REST vs Other Styles

Most AI APIs are REST APIs. They use HTTP verbs and URLs to represent actions on resources. REST is the dominant style because it's simple and works everywhere.

You may also encounter:

  • GraphQL: one endpoint, you specify exactly what data you want in the query (GitHub's API uses this)
  • gRPC: binary protocol, much faster, used for service-to-service communication (see java/grpc)
  • WebSockets: persistent connection for real-time streaming (GPT-4o Realtime API uses this)

For LLM APIs, REST + Server-Sent Events (SSE) for streaming is the standard pattern.


Key Facts

  • API = contract between two pieces of software: defined request format, defined response format
  • Web APIs travel over HTTP; most use JSON for request/response bodies
  • Status codes: 2xx = success, 4xx = your error, 5xx = their error
  • API keys authenticate you — treat them like passwords, store in environment variables
  • Rate limits are per account; 429 means slow down; use exponential backoff
  • REST is the dominant API style; most AI APIs are REST + SSE for streaming

Common Failure Cases

API key committed to source control and abused within minutes
Why: developers test locally by hardcoding keys and accidentally commit them; automated scanners find them almost instantly.
Detect: receive an unexpected billing alert or see API usage you didn't make; GitHub sends a secret scanning alert.
Fix: rotate the key immediately in the provider's dashboard; use git filter-repo to scrub the history; move all keys to env vars or a secrets manager.

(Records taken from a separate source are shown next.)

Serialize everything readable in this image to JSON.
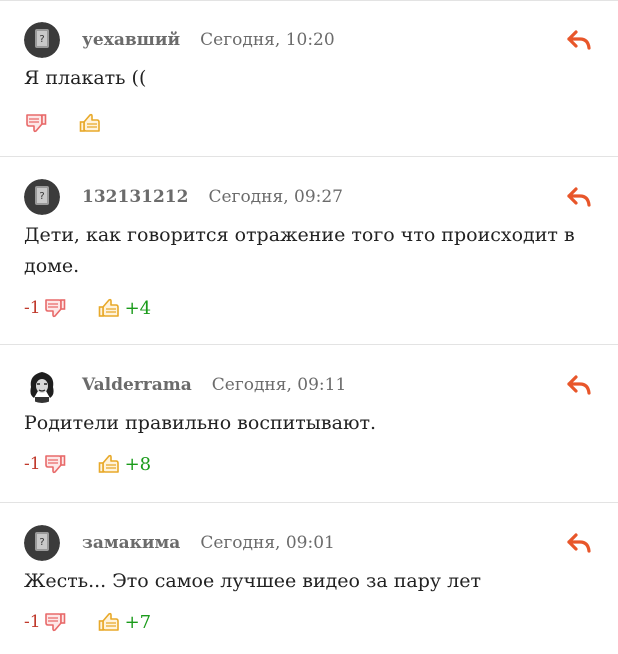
{
  "colors": {
    "reply_accent": "#e8562a",
    "thumb_down": "#e86a6a",
    "thumb_up": "#e8a92a",
    "negative": "#c0392b",
    "positive": "#1a9b1a",
    "divider": "#e3e3e3"
  },
  "icons": {
    "reply": "reply-arrow-icon",
    "dislike": "thumb-down-icon",
    "like": "thumb-up-icon",
    "avatar_default": "default-avatar-icon"
  },
  "comments": [
    {
      "author": "уехавший",
      "time": "Сегодня, 10:20",
      "text": "Я плакать ((",
      "down": "",
      "up": ""
    },
    {
      "author": "132131212",
      "time": "Сегодня, 09:27",
      "text": "Дети, как говорится отражение того что происходит в доме.",
      "down": "-1",
      "up": "+4"
    },
    {
      "author": "Valderrama",
      "time": "Сегодня, 09:11",
      "text": "Родители правильно воспитывают.",
      "down": "-1",
      "up": "+8"
    },
    {
      "author": "замакима",
      "time": "Сегодня, 09:01",
      "text": "Жесть... Это самое лучшее видео за пару лет",
      "down": "-1",
      "up": "+7"
    }
  ]
}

Requests hang indefinitely when the server doesn't respond
Why: no timeout is set on the HTTP client; a stalled server leaves the connection open and the client waits forever.
Detect: the process hangs on an API call with no error; logs show no progress for >30 seconds.
Fix: always set timeout on HTTP clients (httpx.Client(timeout=30.0)); handle httpx.TimeoutException with a retry or fallback.

Exponential backoff retries hit the max before the rate limit window resets
Why: the rate limit window is 60 seconds; with 3 retries at 1s/2s/4s, total wait is 7 seconds — too short.
Detect: all retries exhaust before the 429 window resets; the final retry still gets a 429.
Fix: read the Retry-After header from 429 responses; back off for at least that duration instead of using a fixed exponential schedule.

JSON body sent without Content-Type: application/json header causes 400 error
Why: some API servers reject requests with JSON body but missing or wrong Content-Type.
Detect: HTTP 400 Bad Request or 415 Unsupported Media Type when the body looks correct.
Fix: always set Content-Type: application/json in headers; most SDK clients do this automatically but raw requests calls sometimes forget.

Streaming SSE response parsed as a single chunk, missing intermediate tokens
Why: requests.get(...).text buffers the entire response; for streaming endpoints the response is never complete until the stream ends.
Detect: no output appears until the full generation is complete; time-to-first-token is equal to total generation time.
Fix: use stream=True with requests and iterate response.iter_lines(); or use the provider SDK's streaming method.

Connections

Open Questions

  • What API behaviour is underdocumented but critical for production use?
  • When should you build an abstraction layer over this API versus calling it directly?